Hal ini disebabkan pada saat sebelum transaksi penjelasan petugas bank kepada konsumen masih minim, hanya mayoritas kewajiban konsumen, ini mendandakan minimnya pengetahuan konsumen tentang hal-hal yang diperjanjikan dalam perjanjian Kredit Pemilikan Rumah (“KPR”) dengan bank, 

Minimnya pengetahuan bagi konsumen berpotensi posisi konsumen akan menjadi lemah jika kedepan terjadi permasalahan hukum terutama terkait perhitungan suku bunga, penyelesaian sengketa, take over kredit, dan risiko gagal bayar dalam sistem kredit kepemilikan rumah.

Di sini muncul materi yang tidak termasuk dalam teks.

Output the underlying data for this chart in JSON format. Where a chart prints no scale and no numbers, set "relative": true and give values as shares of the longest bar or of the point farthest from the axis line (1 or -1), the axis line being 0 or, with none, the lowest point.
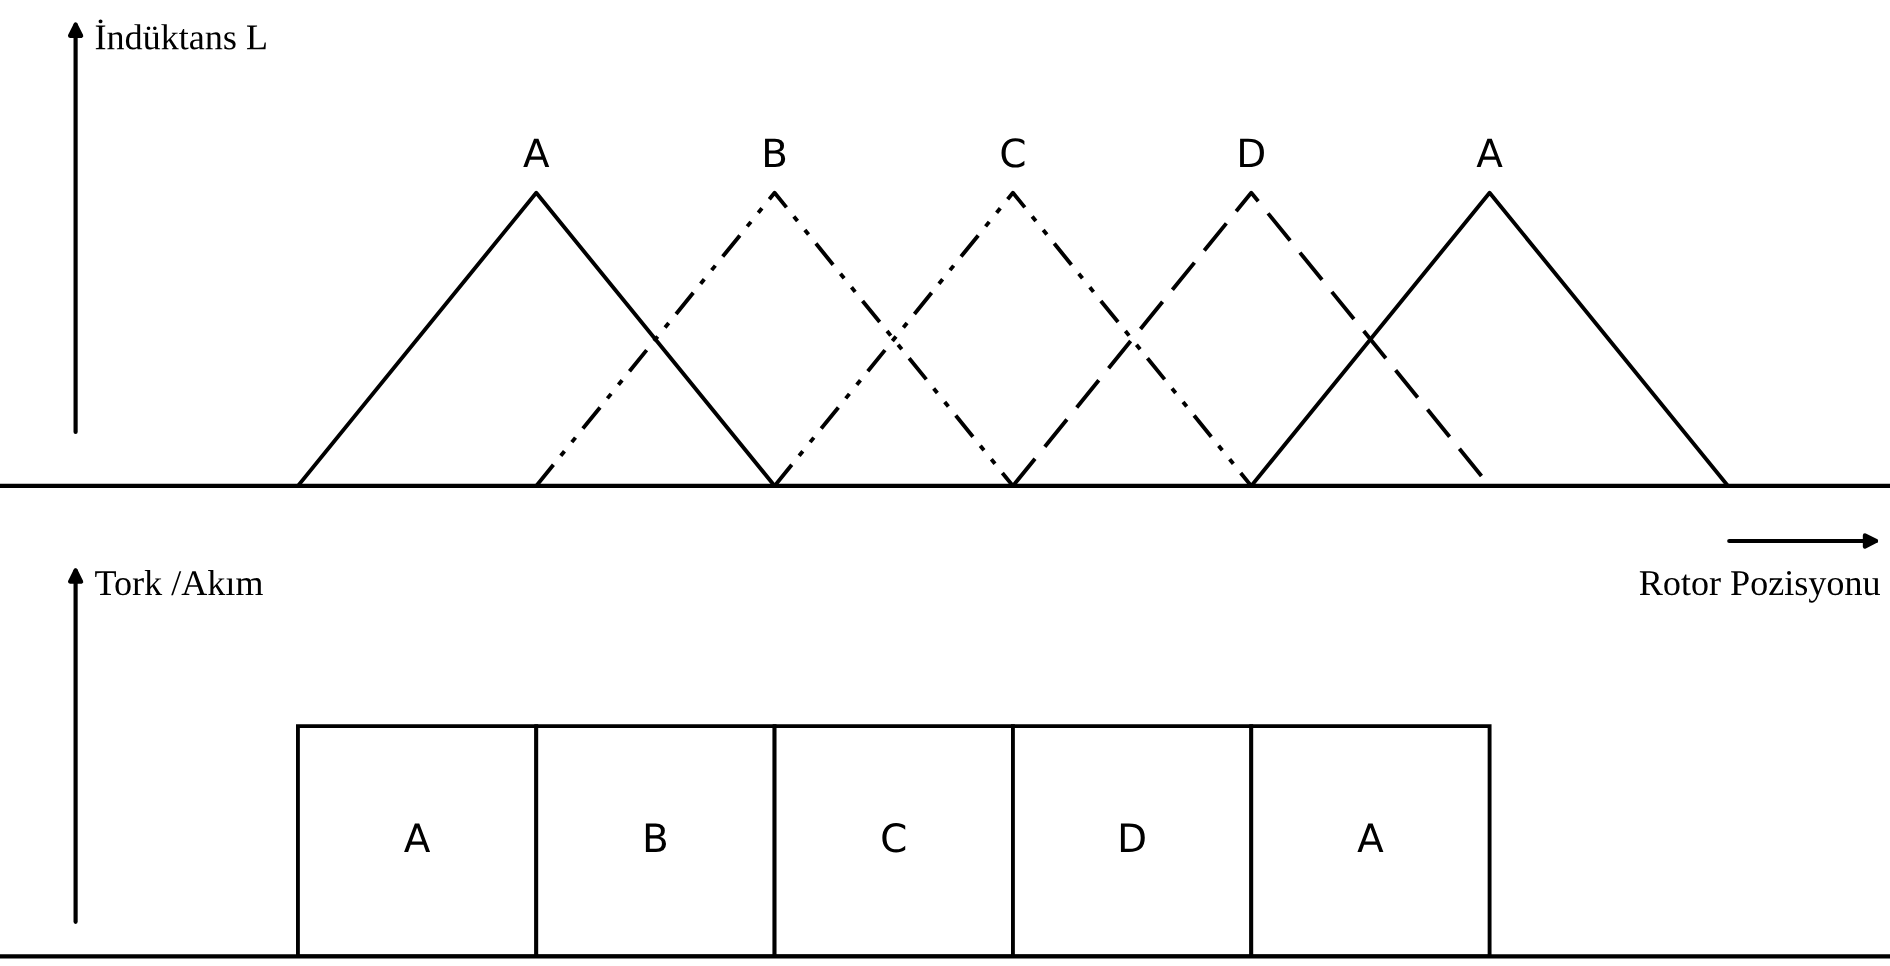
{
  "chart_data": [
    {
      "type": "line",
      "relative": true,
      "ylabel": "İndüktans L",
      "categories": [
        null,
        null,
        null,
        null,
        null,
        null,
        null
      ],
      "series": [
        {
          "name": "A",
          "color": "#000000",
          "line_style": "solid",
          "values": [
            0,
            1,
            0,
            null,
            null,
            null,
            null
          ]
        },
        {
          "name": "B",
          "color": "#000000",
          "line_style": "dotted",
          "values": [
            null,
            0,
            1,
            0,
            null,
            null,
            null
          ]
        },
        {
          "name": "C",
          "color": "#000000",
          "line_style": "dotted",
          "values": [
            null,
            null,
            0,
            1,
            0,
            null,
            null
          ]
        },
        {
          "name": "D",
          "color": "#000000",
          "line_style": "dashed",
          "values": [
            null,
            null,
            null,
            0,
            1,
            0,
            null
          ]
        },
        {
          "name": "A",
          "color": "#000000",
          "line_style": "solid",
          "values": [
            null,
            null,
            null,
            null,
            0,
            1,
            0
          ]
        }
      ]
    },
    {
      "type": "bar",
      "relative": true,
      "ylabel": "Tork /Akım",
      "xlabel": "Rotor Pozisyonu",
      "categories": [
        "A",
        "B",
        "C",
        "D",
        "A"
      ],
      "values": [
        1,
        1,
        1,
        1,
        1
      ],
      "color": "#000000"
    }
  ]
}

Pihak konsumen (debitur) yaitu pihak pembeli rumah yang dibangun oleh developer dengan uang yang dipinjam dari bank. Kewajiban konsumen adalah membayar sesuai syarat dan cara pembayaran dalam Perjanjian Pengikatan Jual Beli (“PPJB”) atau Akta Jual Beli (“AJB”). Jika terlambat maka didenda atau ditegur, dan apabila jika tidak bisa membayar maka perjanjian dibatalkan dan uang yang dibayar dipotong ganti rugi pengembang.

Pihak bank sebagai pemberi kredit memiliki kewajiban memberikan bantuan fasilitas kredit dalam bentuk uang yang dipergunakan oleh debitur untuk membayar rumah yang dibeli dari developer sesuai porsi yang dimohonkan oleh pemohon kredit. Hal ini sesuai dengan ketentuan Pasal 3 UU No. 7 tahun 1992 tentang perbankan dengan fungsi bank yaitu sebagai penghimpun dana dan penyalur dana masyarakat.

Berdasarkan penggolongan kredit, KPR termasuk dalam kredit konsutif, karena kredit diberikan kepada debitur pada lazimnya dipergunakan untuk membeli rumah sebagai tempat tinggal/dihuni. 

Dalam Perjanjian Kredit Pemilikan yang dibuat oleh Bank, disebutkan apabila jaminan berupa rumah dan tanah tersebut dianggap kurang, maka debitur menambah benda tertentu lainnya yang ditetapkan bank untuk dijadikan jaminan tambahan.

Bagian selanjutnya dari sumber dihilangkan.